Esta análise vai deixar essas formas, digamos
assim, pacíficas de protestos de lado e se concentrar na importância
geopolítica dos movimentos de protesto, que adotam a “tática da insurgência”
destinada a criar mudança política do regime.
Não é raro o fato dos protestos virem a estimular
insurgências. No caso da Síria, por exemplo, os civis se reúnem nas ruas e em
locais públicos para clamar pela mudança política do regime de Assad, mas, as respostas
do regime de Damasco tornam-se cada vez mais violentas. Como a violência gera
violência, os manifestantes passaram então a formar uma milícia que começou uma
insurgência paralela ao movimento de protesto, fazendo com que a escalada da
violência na Síria, gerada pela ‘tática da insurgência’, tenha substituído os
movimentos de protesto.
Isso ocorre eventualmente, como um resultado da
lei de ação e reação, mas nem todos os protestos evoluem para insurgências.
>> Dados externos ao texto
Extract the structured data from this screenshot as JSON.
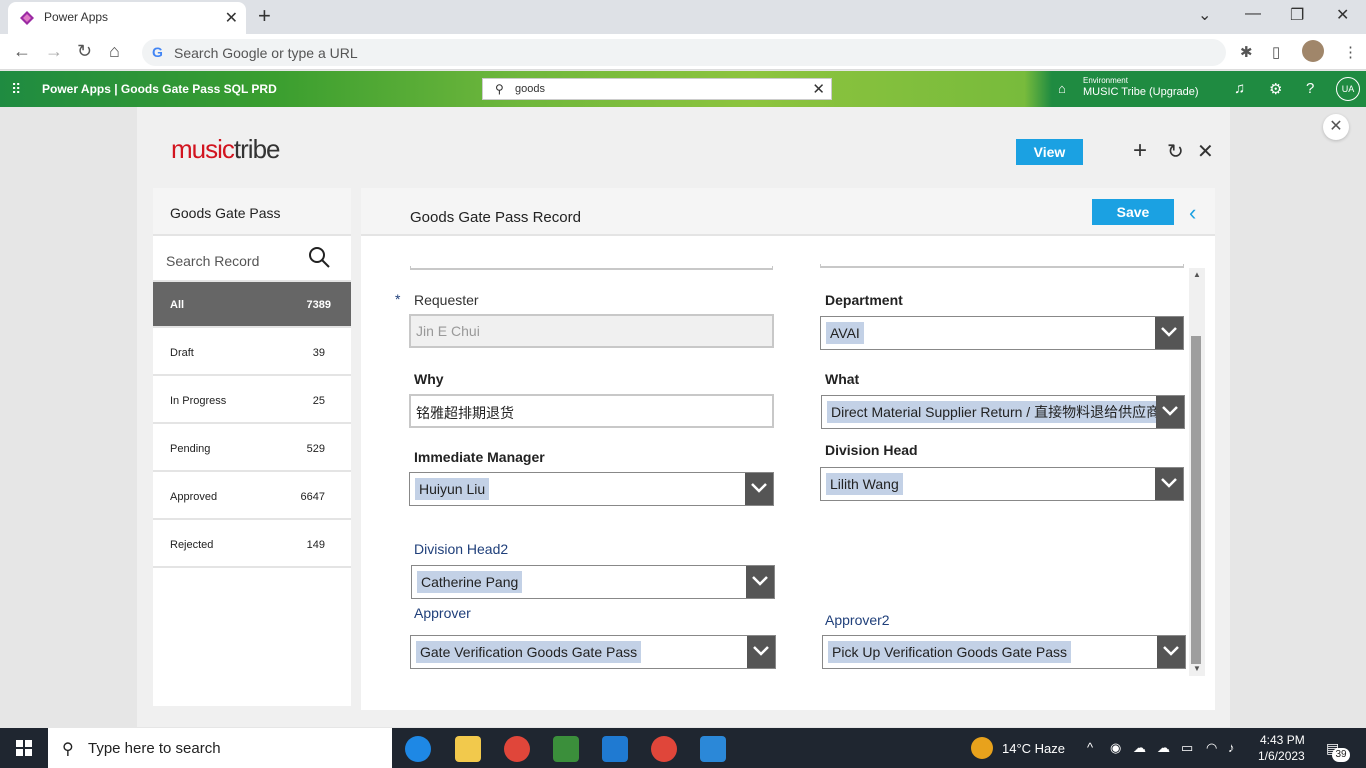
{
  "browser": {
    "tab_title": "Power Apps",
    "omnibox_placeholder": "Search Google or type a URL"
  },
  "powerapps": {
    "title": "Power Apps  |  Goods Gate Pass SQL PRD",
    "search_value": "goods",
    "env_label": "Environment",
    "env_name": "MUSIC Tribe (Upgrade)",
    "avatar_initials": "UA"
  },
  "app": {
    "logo_part1": "music",
    "logo_part2": "tribe",
    "view_label": "View",
    "brand_color": "#1ba1e2"
  },
  "sidebar": {
    "title": "Goods Gate Pass",
    "search_placeholder": "Search Record",
    "items": [
      {
        "label": "All",
        "count": "7389"
      },
      {
        "label": "Draft",
        "count": "39"
      },
      {
        "label": "In Progress",
        "count": "25"
      },
      {
        "label": "Pending",
        "count": "529"
      },
      {
        "label": "Approved",
        "count": "6647"
      },
      {
        "label": "Rejected",
        "count": "149"
      }
    ]
  },
  "form": {
    "title": "Goods Gate Pass Record",
    "save_label": "Save",
    "required_marker": "*",
    "requester": {
      "label": "Requester",
      "value": "Jin E Chui"
    },
    "department": {
      "label": "Department",
      "value": "AVAI"
    },
    "why": {
      "label": "Why",
      "value": "铭雅超排期退货"
    },
    "what": {
      "label": "What",
      "value": "Direct Material Supplier Return / 直接物料退给供应商"
    },
    "immediate_manager": {
      "label": "Immediate Manager",
      "value": "Huiyun Liu"
    },
    "division_head": {
      "label": "Division Head",
      "value": "Lilith Wang"
    },
    "division_head2": {
      "label": "Division Head2",
      "value": "Catherine Pang"
    },
    "approver": {
      "label": "Approver",
      "value": "Gate Verification Goods Gate Pass"
    },
    "approver2": {
      "label": "Approver2",
      "value": "Pick Up Verification Goods Gate Pass"
    }
  },
  "taskbar": {
    "search_text": "Type here to search",
    "weather": "14°C  Haze",
    "time": "4:43 PM",
    "date": "1/6/2023",
    "notification_count": "39"
  }
}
No
entanto, alguns são reprimidos violentamente pelo regime e passam a responder
com violência proporcional, enquanto outros são capazes de atingir seus
objetivos através de outros meios mais pacíficos, tudo dependendo de como o
regime do país se comporta em face dos protestos. Um último desafio é o de se
distinguir entre os movimentos que conseguiram alterar a ordem em vigor no país
e os que arrefeceram após terem alcançado as manchetes dos jornais. Tal
distinção entre esses dois tipos de movimento se faz observando as táticas que
um determinado grupo de manifestantes usa e as respostas estratégicas do estado
contra o qual os manifestantes estão protestando.
Os movimentos de protesto, em geral, começam com
muito menos recursos e organização do que possui a entidade estabelecida contra
a qual estão protestando. A batalha que lutam é assimétrica e contra um estado
que tem muito mais recursos para usar contra tais manifestantes. Por exemplo,
em 06 de abril de 2011, o movimento de protesto por trás das mudanças do regime
egípcio começou com a juventude inexperiente pressionando as autoridades do
Cairo e sofrendo, em resposta, uma série de prisões de seus manifestantes. Já,
em 2008, o estado egípcio tinha sido capaz de acabar com o movimento de
protesto, de forma relativamente calma e sem violência, mas não conseguiu
acabar com a insatisfação gerada pelo caráter autocrático do regime.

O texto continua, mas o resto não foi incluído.